Een baardjuffrouw en haar borstengeknoei. The influence of non-existing words in machine translation output on sentence comprehension.
Laura Van Brussel, Joke Daems and Lieve Macken


MT quality has improved enormously thanks to neural machine translation (NMT). Whereas statistical MT systems struggled most with grammar, NMT often produces grammatically correct sentences. However, sometimes odd (lexical) mistakes appear in NMT output, such as the occurrence of non-existing words. 'Non-existing' refers to words that are typically coined by NMT systems and that are not part of the target language lexicon. These mistakes can often be attributed to the fact that NMT operates at sub-word level, e.g. by using byte pair encoding (Sennrich, Haddow, & Birch, 2016) to deal with infrequent words. For gisting purposes, non-existing words in the MT output can entail comprehensibility problems because the intended source meaning may not be recovered. Within the framework of the ArisToCAT project (Assessing the Comprehensibility of Automatic Translations), this study aims to investigate if and to what extent non-existing words in (English-to-Dutch) MT output impair comprehension.
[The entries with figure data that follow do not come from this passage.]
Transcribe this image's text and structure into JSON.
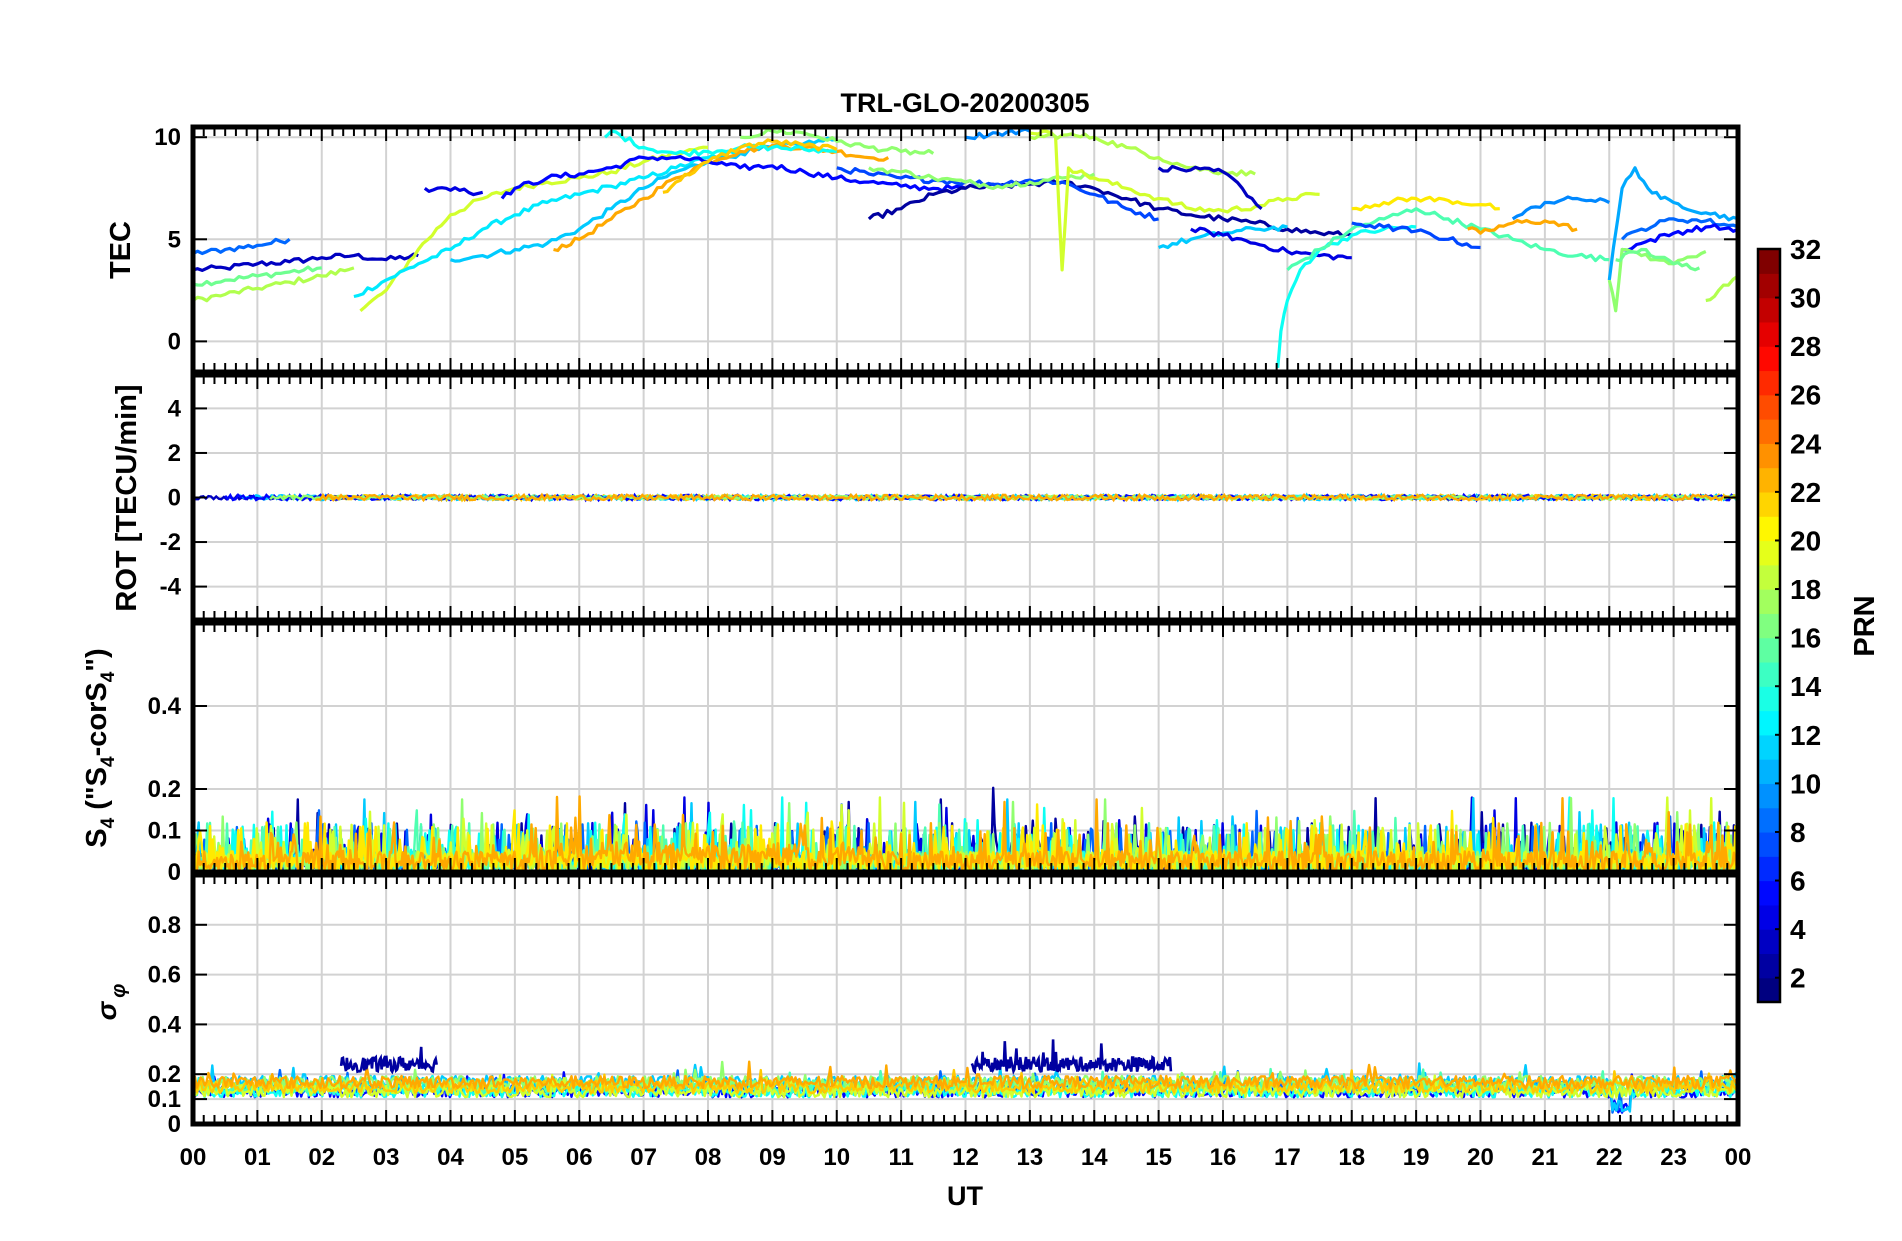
{
  "chart_data": {
    "type": "line",
    "title": "TRL-GLO-20200305",
    "xlabel": "UT",
    "x_tick_labels": [
      "00",
      "01",
      "02",
      "03",
      "04",
      "05",
      "06",
      "07",
      "08",
      "09",
      "10",
      "11",
      "12",
      "13",
      "14",
      "15",
      "16",
      "17",
      "18",
      "19",
      "20",
      "21",
      "22",
      "23",
      "00"
    ],
    "xlim": [
      0,
      24
    ],
    "grid": true,
    "colorbar": {
      "label": "PRN",
      "range": [
        1,
        32
      ],
      "tick_labels": [
        "2",
        "4",
        "6",
        "8",
        "10",
        "12",
        "14",
        "16",
        "18",
        "20",
        "22",
        "24",
        "26",
        "28",
        "30",
        "32"
      ],
      "colormap": "jet"
    },
    "panels": [
      {
        "ylabel": "TEC",
        "ylim": [
          -1.5,
          10.5
        ],
        "y_ticks": [
          0,
          5,
          10
        ],
        "y_tick_labels": [
          "0",
          "5",
          "10"
        ],
        "series": [
          {
            "prn": 3,
            "x": [
              0.0,
              0.5,
              1.0,
              1.5,
              2.0,
              2.5,
              3.0,
              3.5
            ],
            "values": [
              3.5,
              3.6,
              3.8,
              3.9,
              4.1,
              4.2,
              4.0,
              4.2
            ]
          },
          {
            "prn": 8,
            "x": [
              0.0,
              0.5,
              1.0,
              1.5
            ],
            "values": [
              4.3,
              4.5,
              4.7,
              5.0
            ]
          },
          {
            "prn": 16,
            "x": [
              0.0,
              0.5,
              1.0,
              1.5,
              2.0
            ],
            "values": [
              2.8,
              3.0,
              3.2,
              3.4,
              3.6
            ]
          },
          {
            "prn": 18,
            "x": [
              0.0,
              0.5,
              1.0,
              1.5,
              2.0,
              2.5
            ],
            "values": [
              2.0,
              2.3,
              2.6,
              2.9,
              3.2,
              3.6
            ]
          },
          {
            "prn": 4,
            "x": [
              3.6,
              4.0,
              4.5
            ],
            "values": [
              7.5,
              7.4,
              7.3
            ]
          },
          {
            "prn": 19,
            "x": [
              2.6,
              3.0,
              3.5,
              4.0,
              4.5,
              5.0,
              5.5,
              6.0,
              6.5,
              7.0,
              7.5,
              8.0
            ],
            "values": [
              1.5,
              2.5,
              4.5,
              6.2,
              7.0,
              7.5,
              7.8,
              8.0,
              8.3,
              8.8,
              9.2,
              9.5
            ]
          },
          {
            "prn": 12,
            "x": [
              2.5,
              3.0,
              3.5,
              4.0,
              4.5,
              5.0,
              5.5,
              6.0,
              6.5,
              7.0,
              7.5,
              8.0,
              8.5
            ],
            "values": [
              2.2,
              3.0,
              3.8,
              4.5,
              5.5,
              6.2,
              6.8,
              7.2,
              7.6,
              8.0,
              8.5,
              9.0,
              9.3
            ]
          },
          {
            "prn": 11,
            "x": [
              4.0,
              4.5,
              5.0,
              5.5,
              6.0,
              6.5,
              7.0,
              7.5,
              8.0,
              8.5,
              9.0,
              9.5,
              10.0
            ],
            "values": [
              4.0,
              4.2,
              4.5,
              4.8,
              5.5,
              6.5,
              7.5,
              8.3,
              8.8,
              9.2,
              9.5,
              9.7,
              9.9
            ]
          },
          {
            "prn": 23,
            "x": [
              5.6,
              6.0,
              6.5,
              7.0,
              7.5,
              8.0,
              8.5,
              9.0,
              9.5,
              10.0,
              10.5,
              10.8
            ],
            "values": [
              4.5,
              5.0,
              6.0,
              7.0,
              8.0,
              8.8,
              9.3,
              9.6,
              9.5,
              9.3,
              9.0,
              9.0
            ]
          },
          {
            "prn": 5,
            "x": [
              4.8,
              5.0,
              5.5,
              6.0,
              6.5,
              7.0,
              7.5,
              8.0,
              8.5,
              9.0,
              9.5,
              10.0,
              10.5,
              11.0,
              11.5,
              12.0
            ],
            "values": [
              7.0,
              7.5,
              8.0,
              8.2,
              8.5,
              9.0,
              9.0,
              8.8,
              8.5,
              8.6,
              8.3,
              8.0,
              7.8,
              7.6,
              7.5,
              7.5
            ]
          },
          {
            "prn": 13,
            "x": [
              6.4,
              6.5,
              7.0,
              7.5,
              8.0,
              8.5,
              9.0,
              9.5,
              10.0
            ],
            "values": [
              10.0,
              10.3,
              9.5,
              9.2,
              9.3,
              9.5,
              9.5,
              9.4,
              9.3
            ]
          },
          {
            "prn": 22,
            "x": [
              7.3,
              7.5,
              8.0,
              8.5,
              9.0,
              9.5,
              10.0
            ],
            "values": [
              7.3,
              7.8,
              8.8,
              9.5,
              9.8,
              9.6,
              9.4
            ]
          },
          {
            "prn": 17,
            "x": [
              8.5,
              9.0,
              9.5,
              10.0,
              10.5,
              11.0,
              11.5
            ],
            "values": [
              10.0,
              10.3,
              10.2,
              9.8,
              9.5,
              9.3,
              9.2
            ]
          },
          {
            "prn": 2,
            "x": [
              10.5,
              11.0,
              11.5,
              12.0,
              12.5,
              13.0,
              13.5,
              14.0,
              14.5,
              15.0,
              15.5,
              16.0,
              16.5,
              17.0,
              17.5,
              18.0
            ],
            "values": [
              6.0,
              6.5,
              7.2,
              7.5,
              7.6,
              7.7,
              7.8,
              7.5,
              7.0,
              6.5,
              6.2,
              6.0,
              5.8,
              5.5,
              5.3,
              5.2
            ]
          },
          {
            "prn": 7,
            "x": [
              10.0,
              10.5,
              11.0,
              11.5,
              12.0,
              12.5,
              13.0,
              13.5,
              14.0,
              14.5,
              15.0
            ],
            "values": [
              8.5,
              8.2,
              8.0,
              7.9,
              7.8,
              7.7,
              7.9,
              7.8,
              7.2,
              6.5,
              6.0
            ]
          },
          {
            "prn": 9,
            "x": [
              12.0,
              12.5,
              13.0
            ],
            "values": [
              10.0,
              10.2,
              10.3
            ]
          },
          {
            "prn": 17,
            "x": [
              10.5,
              11.0,
              11.5,
              12.0,
              12.5,
              13.0,
              13.5,
              14.0
            ],
            "values": [
              8.5,
              8.3,
              8.0,
              7.8,
              7.6,
              7.8,
              8.0,
              8.2
            ]
          },
          {
            "prn": 19,
            "x": [
              13.0,
              13.2,
              13.4,
              13.5,
              13.6,
              14.0,
              14.5,
              15.0,
              15.5,
              16.0,
              16.5,
              17.0,
              17.5
            ],
            "values": [
              10.2,
              10.3,
              10.0,
              3.5,
              8.5,
              8.0,
              7.5,
              7.0,
              6.5,
              6.4,
              6.6,
              7.0,
              7.2
            ]
          },
          {
            "prn": 18,
            "x": [
              13.0,
              13.5,
              14.0,
              14.5,
              15.0,
              15.5,
              16.0,
              16.5
            ],
            "values": [
              10.0,
              10.1,
              10.0,
              9.5,
              9.0,
              8.5,
              8.3,
              8.2
            ]
          },
          {
            "prn": 3,
            "x": [
              15.0,
              15.5,
              16.0,
              16.3,
              16.6
            ],
            "values": [
              8.5,
              8.4,
              8.3,
              7.5,
              6.5
            ]
          },
          {
            "prn": 11,
            "x": [
              15.0,
              15.5,
              16.0,
              16.5,
              17.0
            ],
            "values": [
              4.6,
              5.0,
              5.3,
              5.5,
              5.6
            ]
          },
          {
            "prn": 4,
            "x": [
              15.5,
              16.0,
              16.5,
              17.0,
              17.5,
              18.0
            ],
            "values": [
              5.5,
              5.2,
              4.8,
              4.4,
              4.2,
              4.1
            ]
          },
          {
            "prn": 13,
            "x": [
              16.85,
              16.9,
              17.0,
              17.2,
              17.5,
              18.0,
              18.5,
              19.0
            ],
            "values": [
              -1.3,
              0.5,
              2.0,
              3.5,
              4.5,
              5.2,
              5.5,
              5.6
            ]
          },
          {
            "prn": 15,
            "x": [
              17.0,
              17.5,
              18.0,
              18.5,
              19.0,
              19.5,
              20.0,
              20.5,
              21.0,
              21.5,
              22.0
            ],
            "values": [
              3.5,
              4.5,
              5.5,
              6.0,
              6.5,
              6.0,
              5.5,
              5.0,
              4.5,
              4.2,
              4.0
            ]
          },
          {
            "prn": 21,
            "x": [
              18.0,
              18.5,
              19.0,
              19.5,
              20.0,
              20.3
            ],
            "values": [
              6.5,
              6.8,
              7.0,
              6.9,
              6.7,
              6.5
            ]
          },
          {
            "prn": 23,
            "x": [
              19.8,
              20.0,
              20.5,
              21.0,
              21.5
            ],
            "values": [
              5.5,
              5.3,
              5.8,
              5.9,
              5.5
            ]
          },
          {
            "prn": 9,
            "x": [
              20.5,
              21.0,
              21.5,
              22.0
            ],
            "values": [
              6.0,
              6.8,
              7.0,
              6.8
            ]
          },
          {
            "prn": 7,
            "x": [
              18.0,
              18.5,
              19.0,
              19.5,
              20.0
            ],
            "values": [
              5.8,
              5.6,
              5.4,
              5.0,
              4.6
            ]
          },
          {
            "prn": 10,
            "x": [
              22.0,
              22.2,
              22.4,
              22.6,
              22.8,
              23.0,
              23.5,
              24.0
            ],
            "values": [
              3.0,
              7.5,
              8.5,
              7.5,
              7.0,
              6.8,
              6.3,
              6.0
            ]
          },
          {
            "prn": 8,
            "x": [
              22.2,
              22.5,
              23.0,
              23.5,
              24.0
            ],
            "values": [
              5.0,
              5.5,
              6.0,
              5.9,
              5.6
            ]
          },
          {
            "prn": 5,
            "x": [
              22.2,
              22.5,
              23.0,
              23.5,
              24.0
            ],
            "values": [
              4.5,
              4.8,
              5.3,
              5.6,
              5.5
            ]
          },
          {
            "prn": 17,
            "x": [
              22.0,
              22.1,
              22.2,
              22.5,
              23.0,
              23.5
            ],
            "values": [
              3.0,
              1.5,
              4.5,
              4.2,
              3.8,
              4.4
            ]
          },
          {
            "prn": 16,
            "x": [
              22.1,
              22.5,
              23.0,
              23.4
            ],
            "values": [
              4.0,
              4.5,
              3.8,
              3.6
            ]
          },
          {
            "prn": 18,
            "x": [
              23.5,
              23.7,
              24.0
            ],
            "values": [
              2.0,
              2.5,
              3.2
            ]
          }
        ]
      },
      {
        "ylabel": "ROT [TECU/min]",
        "ylim": [
          -5.5,
          5.5
        ],
        "y_ticks": [
          -4,
          -2,
          0,
          2,
          4
        ],
        "y_tick_labels": [
          "-4",
          "-2",
          "0",
          "2",
          "4"
        ],
        "mean_value": 0,
        "noise_amplitude": 0.2
      },
      {
        "ylabel": "S4 (\"S4-corS4\")",
        "ylabel_parts": [
          "S",
          "4",
          " (\"S",
          "4",
          "-corS",
          "4",
          "\")"
        ],
        "ylim": [
          0,
          0.6
        ],
        "y_ticks": [
          0,
          0.1,
          0.2,
          0.4
        ],
        "y_tick_labels": [
          "0",
          "0.1",
          "0.2",
          "0.4"
        ],
        "typical_range": [
          0.0,
          0.12
        ],
        "max_spikes": 0.18
      },
      {
        "ylabel": "σ φ",
        "ylabel_symbols": [
          "σ",
          "φ"
        ],
        "ylim": [
          0,
          1.0
        ],
        "y_ticks": [
          0,
          0.1,
          0.2,
          0.4,
          0.6,
          0.8
        ],
        "y_tick_labels": [
          "0",
          "0.1",
          "0.2",
          "0.4",
          "0.6",
          "0.8"
        ],
        "baseline": 0.15,
        "elevated_segments": [
          {
            "prn": 2,
            "x_start": 2.3,
            "x_end": 3.8,
            "level": 0.24,
            "peak": 0.31
          },
          {
            "prn": 2,
            "x_start": 12.1,
            "x_end": 15.2,
            "level": 0.24,
            "peak": 0.34
          }
        ]
      }
    ]
  }
}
Participants are presented with different MT sentences containing a non-existing word. Per sentence, they first assign a global comprehensibility score. Second, they are tested for comprehension following the sentence verification technique (Marchant, Royer, & Greene, 1988). A paraphrase of the MT sentence with or without new information is presented. Participants then judge whether or not new information has been added. Third, the participants are asked to describe the meaning of the non-existent word.
The comprehensibility scores together with the results of the sentence verification technique and the correctness of the descriptions enable us to determine to what extent non-existing words affect sentence comprehension.